Il valore della memoria collettiva
Il segreto di Santa Vittoria
Un romanzo, un film, una comunità
Anche quest’anno la Biblioteca istituzionale aderisce al Bibliopride, iniziativa indetta dall’AIB e giunta alla sua 14° edizione. Il tema 2025, “Biblioteche presidio di democrazia e libertà”, è particolarmente sentito dai bibliotecari, che quotidianamente testimoniano il valore della memoria collettiva adoperandosi in ogni modo per salvaguardarla.
Il segreto di Santa Vittoria, romanzo pubblicato nel 1966 dallo scrittore americano Robert Crichton (1925-1993), è ispirato a un fatto realmente accaduto in Piemonte tra settembre del 1943 e aprile 1944: uno dei proprietari della Cinzano, Alberto Marone, insieme ad alcuni dipendenti, riuscì a salvare dai tedeschi preziosi macchinari, utensili e migliaia di bottiglie di spumante degli stabilimenti di Santa Vittoria d’Alba, in provincia di Cuneo, nascondendo ogni cosa in grotte sotterranee, che fece proteggere con la costruzione di alti muri. Il vero segreto di Santa Vittoria.

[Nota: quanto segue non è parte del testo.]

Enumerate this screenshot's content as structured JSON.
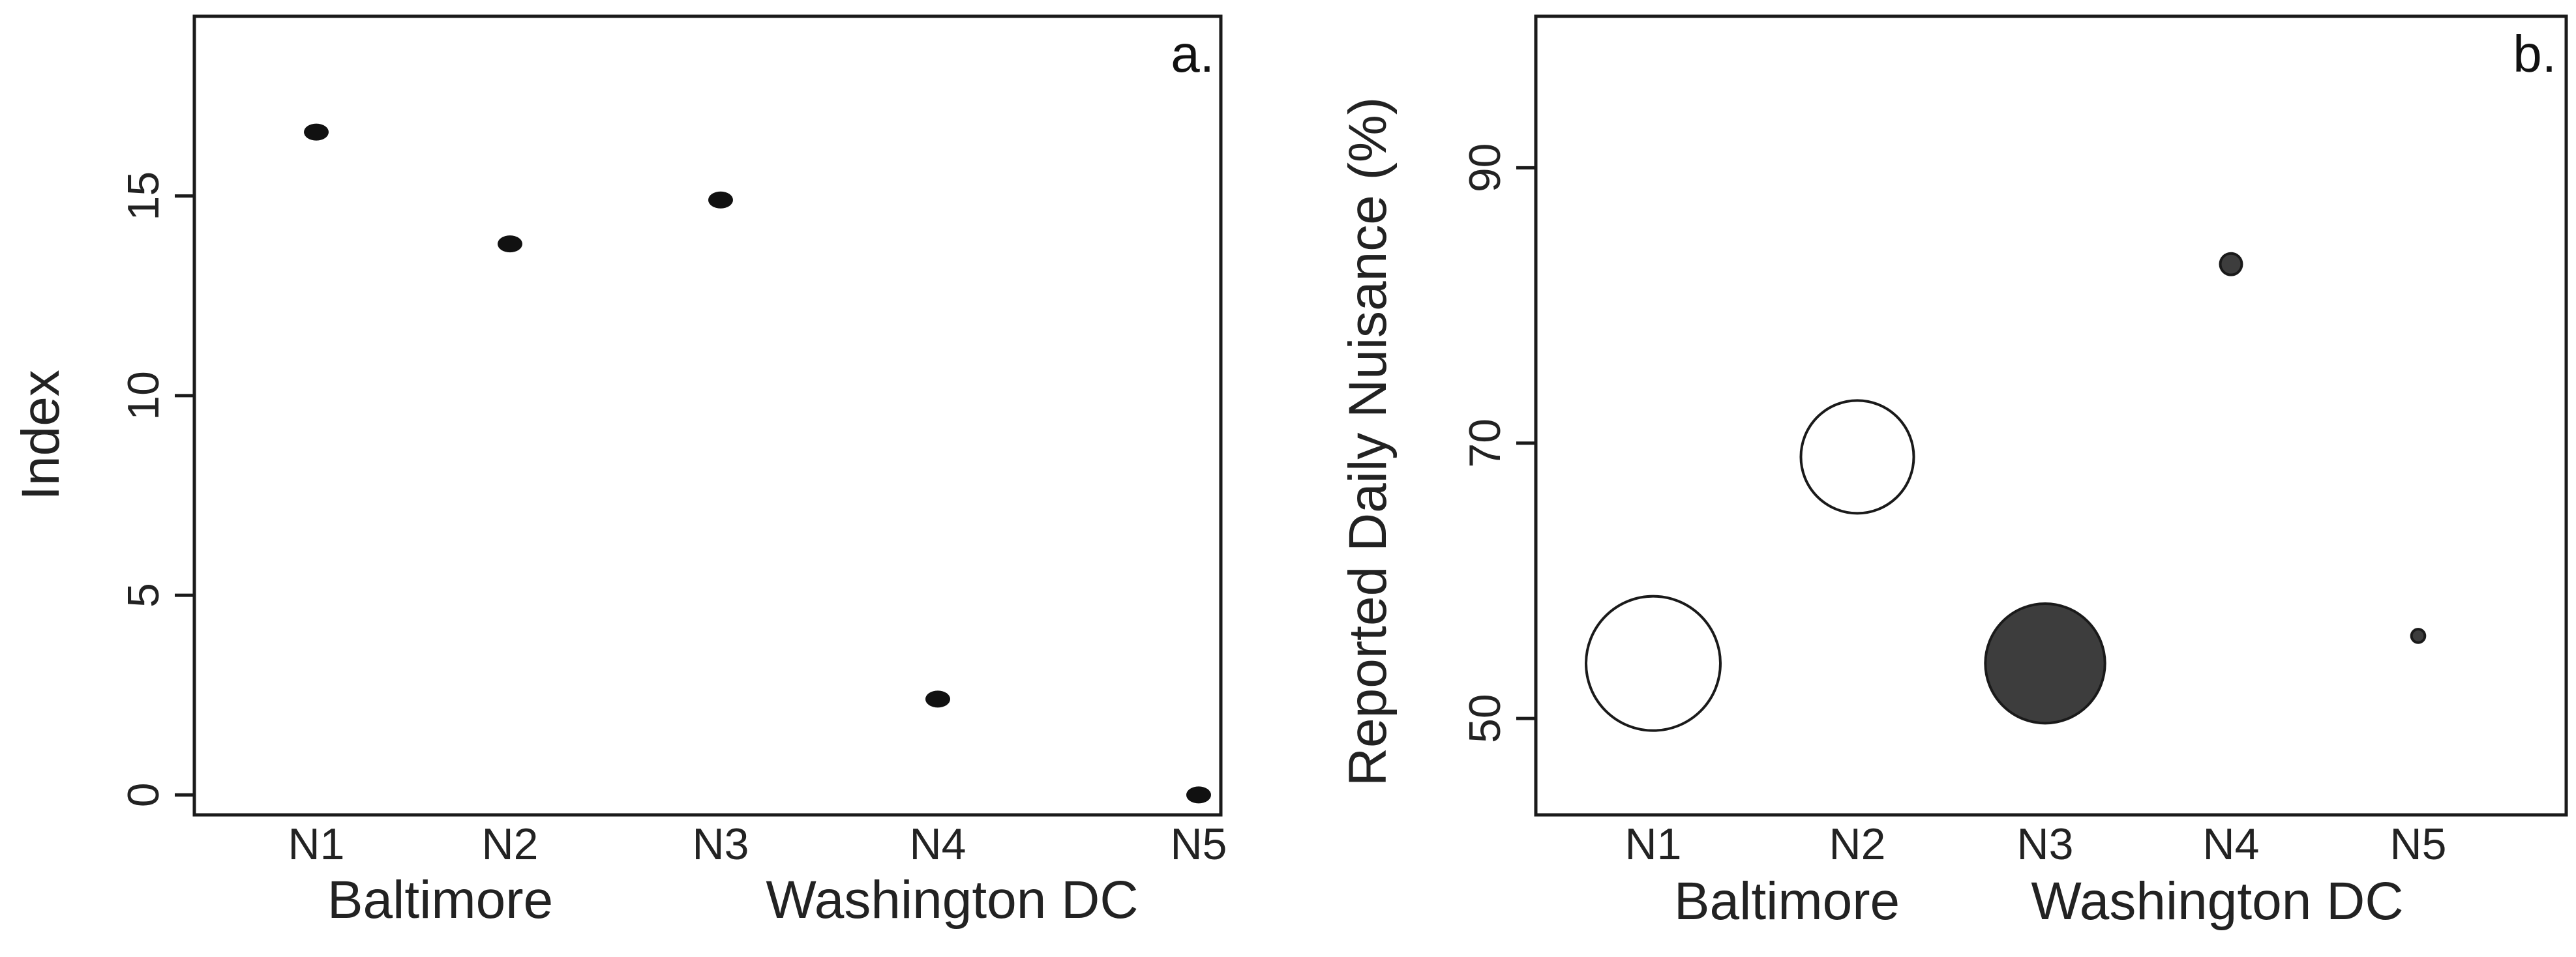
{
  "chart_data": [
    {
      "type": "scatter",
      "panel_label": "a.",
      "ylabel": "Index",
      "ylim": [
        -0.5,
        19.5
      ],
      "yticks": [
        0,
        5,
        10,
        15
      ],
      "categories": [
        "N1",
        "N2",
        "N3",
        "N4",
        "N5"
      ],
      "group_labels": [
        "Baltimore",
        "Washington DC"
      ],
      "grid": false,
      "marker_color": "#111111",
      "points": [
        {
          "category": "N1",
          "y": 16.6
        },
        {
          "category": "N2",
          "y": 13.8
        },
        {
          "category": "N3",
          "y": 14.9
        },
        {
          "category": "N4",
          "y": 2.4
        },
        {
          "category": "N5",
          "y": 0.0
        }
      ]
    },
    {
      "type": "scatter",
      "panel_label": "b.",
      "ylabel": "Reported Daily Nuisance (%)",
      "ylim": [
        43,
        101
      ],
      "yticks": [
        50,
        70,
        90
      ],
      "categories": [
        "N1",
        "N2",
        "N3",
        "N4",
        "N5"
      ],
      "group_labels": [
        "Baltimore",
        "Washington DC"
      ],
      "grid": false,
      "points": [
        {
          "category": "N1",
          "y": 54,
          "size": 1.0,
          "fill": "#ffffff"
        },
        {
          "category": "N2",
          "y": 69,
          "size": 0.84,
          "fill": "#ffffff"
        },
        {
          "category": "N3",
          "y": 54,
          "size": 0.89,
          "fill": "#3d3d3d"
        },
        {
          "category": "N4",
          "y": 83,
          "size": 0.16,
          "fill": "#3d3d3d"
        },
        {
          "category": "N5",
          "y": 56,
          "size": 0.1,
          "fill": "#3d3d3d"
        }
      ]
    }
  ]
}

Nel romanzo, ambientato non in Piemonte ma nella zona di Montefalcone (FM), l’azione di salvataggio delle bottiglie di spumante si trasforma in una grande azione collettiva, portata avanti tenacemente e disperatamente dall’intera popolazione del paesino di Santa Vittoria, sotto la guida del buffo, rozzo ma furbissimo sindaco Italo Bombolini.
Nel 1969, dal romanzo fu tratto il film di Stanley Kramer (1913-2001), che la produzione americana scelse di girare in gran parte ad Anticoli Corrado. Vennero utilizzati per il set la bellissima piazza delle Ville, le strade, le scale, le chiese, alcune abitazioni e venne richiesta una massiccia partecipazione della comunità locale. Altre scene furono girate a Civitella San Paolo e Pisoniano.
Come la comunità di Santa Vittoria, nel romanzo, e poi nel film, resiste alla violenza dei tedeschi e si ricompatta per difendere l’unico bene che ha, così la comunità di Anticoli Corrado, che con le sue comparse interpreta egregiamente una comunità agricola in affanno, ricorda ancora, con affetto collettivo, quei giorni in cui la troupe cinematografica invase con cavi, macchine da presa e attori, il suo bel paese.
Nella mostra virtuale saranno presenti foto originali del set cinematografico, documenti d’archivio, schede di confronto tra film e romanzo, locandine e articoli originali dell’epoca.